One thing the [testing] organizations do is insist that the data be no more than three years old. That may make some sense when you’re in high school. Let’s say you’re 16 and the last time you were assessed was at 14, okay that’s fine. But beyond the age of 16 or 17, the brain doesn’t change all that much. You’re not going to all of a sudden not have a learning disability that you had earlier on. And we now know that learning disabilities are chronic, lifelong impairments.

 

But organizations such as the graduate admissions like the LSAT and the MCAT (and maybe the GRE or the accountant people) were asking for them to go back and get retested because their testing was maybe three-and-a-half or four years old.

 

And, of course, there’s no science to support that because there’s no science that indicates that people will get over these disorders or that something drastic will have changed.
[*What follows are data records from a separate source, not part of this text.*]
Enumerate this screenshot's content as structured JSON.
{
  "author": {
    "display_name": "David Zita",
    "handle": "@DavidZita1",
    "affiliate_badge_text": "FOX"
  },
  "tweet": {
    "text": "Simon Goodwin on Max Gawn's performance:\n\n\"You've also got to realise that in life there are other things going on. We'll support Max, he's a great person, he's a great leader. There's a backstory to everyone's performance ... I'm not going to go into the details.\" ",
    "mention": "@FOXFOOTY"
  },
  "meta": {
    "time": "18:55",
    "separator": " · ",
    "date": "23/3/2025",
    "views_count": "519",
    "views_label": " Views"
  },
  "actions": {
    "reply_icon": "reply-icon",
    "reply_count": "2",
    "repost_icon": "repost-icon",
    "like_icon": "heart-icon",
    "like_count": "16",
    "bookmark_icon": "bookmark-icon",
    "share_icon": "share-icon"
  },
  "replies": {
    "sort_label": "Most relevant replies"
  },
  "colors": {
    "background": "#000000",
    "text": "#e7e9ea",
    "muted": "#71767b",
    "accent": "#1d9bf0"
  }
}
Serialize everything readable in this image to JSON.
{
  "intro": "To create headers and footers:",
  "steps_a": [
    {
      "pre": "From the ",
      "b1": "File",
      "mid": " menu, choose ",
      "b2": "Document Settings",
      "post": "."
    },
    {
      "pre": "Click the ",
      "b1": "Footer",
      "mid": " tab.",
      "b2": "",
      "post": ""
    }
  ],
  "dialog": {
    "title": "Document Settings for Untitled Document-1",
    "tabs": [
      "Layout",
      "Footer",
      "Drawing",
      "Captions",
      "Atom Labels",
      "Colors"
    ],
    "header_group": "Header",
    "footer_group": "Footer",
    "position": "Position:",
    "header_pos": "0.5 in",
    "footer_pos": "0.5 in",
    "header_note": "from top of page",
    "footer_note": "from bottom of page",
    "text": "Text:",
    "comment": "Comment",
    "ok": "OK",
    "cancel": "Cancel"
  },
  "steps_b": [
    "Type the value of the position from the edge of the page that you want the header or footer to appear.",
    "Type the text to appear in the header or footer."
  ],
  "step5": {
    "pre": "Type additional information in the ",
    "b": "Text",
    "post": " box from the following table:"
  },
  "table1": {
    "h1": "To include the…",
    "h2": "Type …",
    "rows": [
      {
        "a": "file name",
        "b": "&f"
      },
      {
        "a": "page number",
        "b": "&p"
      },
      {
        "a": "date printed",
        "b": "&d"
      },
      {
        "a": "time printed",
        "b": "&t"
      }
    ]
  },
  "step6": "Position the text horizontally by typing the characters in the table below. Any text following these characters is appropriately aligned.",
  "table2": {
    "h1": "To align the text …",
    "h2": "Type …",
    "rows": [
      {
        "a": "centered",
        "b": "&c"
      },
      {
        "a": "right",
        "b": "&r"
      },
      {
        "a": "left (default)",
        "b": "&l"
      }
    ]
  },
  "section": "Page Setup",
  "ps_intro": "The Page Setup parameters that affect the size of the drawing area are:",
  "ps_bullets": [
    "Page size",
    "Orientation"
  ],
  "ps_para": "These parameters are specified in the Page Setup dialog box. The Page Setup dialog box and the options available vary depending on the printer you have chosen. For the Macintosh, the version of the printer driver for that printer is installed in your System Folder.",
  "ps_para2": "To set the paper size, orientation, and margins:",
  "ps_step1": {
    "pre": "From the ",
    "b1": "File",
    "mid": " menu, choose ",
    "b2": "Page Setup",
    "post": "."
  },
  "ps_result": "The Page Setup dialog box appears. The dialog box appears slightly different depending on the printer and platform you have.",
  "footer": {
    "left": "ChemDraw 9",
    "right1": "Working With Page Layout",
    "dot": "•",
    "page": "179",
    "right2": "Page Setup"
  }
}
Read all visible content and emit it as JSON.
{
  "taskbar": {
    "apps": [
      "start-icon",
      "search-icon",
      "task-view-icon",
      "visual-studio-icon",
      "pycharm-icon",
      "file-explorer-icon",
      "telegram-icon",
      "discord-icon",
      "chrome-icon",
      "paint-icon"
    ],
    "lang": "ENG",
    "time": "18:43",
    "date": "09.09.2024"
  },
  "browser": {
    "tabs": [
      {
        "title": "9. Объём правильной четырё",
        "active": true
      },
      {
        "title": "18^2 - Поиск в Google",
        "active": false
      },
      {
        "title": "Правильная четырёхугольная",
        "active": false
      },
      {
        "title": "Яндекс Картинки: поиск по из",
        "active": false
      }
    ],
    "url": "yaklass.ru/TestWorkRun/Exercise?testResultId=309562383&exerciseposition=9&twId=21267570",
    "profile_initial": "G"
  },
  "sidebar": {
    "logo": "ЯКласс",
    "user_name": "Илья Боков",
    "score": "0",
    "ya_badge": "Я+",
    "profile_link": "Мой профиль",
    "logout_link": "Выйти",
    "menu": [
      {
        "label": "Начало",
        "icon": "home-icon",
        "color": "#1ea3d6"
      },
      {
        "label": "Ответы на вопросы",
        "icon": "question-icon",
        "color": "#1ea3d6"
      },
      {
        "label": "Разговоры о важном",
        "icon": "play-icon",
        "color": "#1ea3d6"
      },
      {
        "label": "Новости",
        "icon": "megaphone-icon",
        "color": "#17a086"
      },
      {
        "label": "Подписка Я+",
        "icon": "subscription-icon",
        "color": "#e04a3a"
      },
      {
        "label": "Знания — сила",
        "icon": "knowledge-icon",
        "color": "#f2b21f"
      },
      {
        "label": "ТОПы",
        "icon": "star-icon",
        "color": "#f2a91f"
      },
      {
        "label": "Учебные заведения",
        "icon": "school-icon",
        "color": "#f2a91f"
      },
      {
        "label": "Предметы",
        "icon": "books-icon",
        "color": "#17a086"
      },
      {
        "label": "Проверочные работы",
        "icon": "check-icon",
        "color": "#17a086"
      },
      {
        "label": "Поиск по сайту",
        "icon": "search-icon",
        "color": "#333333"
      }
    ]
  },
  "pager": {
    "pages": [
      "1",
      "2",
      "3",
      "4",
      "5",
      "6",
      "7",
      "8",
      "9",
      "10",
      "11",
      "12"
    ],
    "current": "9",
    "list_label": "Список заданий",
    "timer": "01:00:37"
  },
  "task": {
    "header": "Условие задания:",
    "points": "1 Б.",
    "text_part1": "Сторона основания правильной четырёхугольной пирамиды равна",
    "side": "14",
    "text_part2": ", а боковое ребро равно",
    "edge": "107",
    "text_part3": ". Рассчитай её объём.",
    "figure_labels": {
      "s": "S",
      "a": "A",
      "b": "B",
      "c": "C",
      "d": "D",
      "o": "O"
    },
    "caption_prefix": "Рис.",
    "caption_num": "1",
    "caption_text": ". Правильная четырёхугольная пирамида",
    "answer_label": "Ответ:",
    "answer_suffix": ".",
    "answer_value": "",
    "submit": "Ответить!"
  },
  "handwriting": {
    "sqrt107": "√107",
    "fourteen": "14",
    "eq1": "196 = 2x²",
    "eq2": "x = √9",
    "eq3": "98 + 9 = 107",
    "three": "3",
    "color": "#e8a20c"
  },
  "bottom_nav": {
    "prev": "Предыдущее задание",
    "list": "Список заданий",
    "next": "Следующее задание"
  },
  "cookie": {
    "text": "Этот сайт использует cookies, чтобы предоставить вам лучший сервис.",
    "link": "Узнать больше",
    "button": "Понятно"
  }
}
And if something does happen, let’s say somebody gets in a car accident and has a head injury, well of course there is some additional circumstance there that might very well makes sense to have some additional assessment done. But that’s not to protect the entity because somehow or other you area no longer disabled. But that’s the way it’s being used.

 

So the Justice Department said in its regulations that if you request documentation, it has to be reasonable and be limited to the need for the modification, accommodation, or aid or service requested. I always say (and I goof around with this) is that if what you really need is extended time you need to show that you read slowly. Then it really doesn’t matter what age you were toilet-trained.

 

But sometimes the level of information that’s been requested is extraordinarily intrusive and goes very far afield. The other thing the new regulation says is that when an organization is considering a request from somebody who wants accommodations, they have to give considerable weight to the documentation of past modifications or accommodations, received in similar situations, as well as accommodations and related aids and services provided in response to an IEP or a 504 plan in school.

 

So for example, I often find that people are rejected even though they had an IEP or a 504 plan because the testing entity just discounts that. And here the Justice Department is saying, “You have to give a lot of weight to the fact that they have that evidence.” They’re not saying you have to have exactly what’s in the IEP or the 504 plan. But they’re saying they have to give considerable weight to that history and those recommendations.

 

The Justice Department also says that the entity has to respond in a timely manner because sometimes people will find that they wait and wait, and it’s months and months, and the time goes by and they can no longer apply for that program for the next year because it’s taken too long. So the Justice Department said that similarly, they can’t wait forever before they give you a response. And when they do, they have to tell you why, what it is that has led to their thinking that you don’t have a disability. Those are the new changes to the Justice Department regulations. You no longer need to show as much limitation.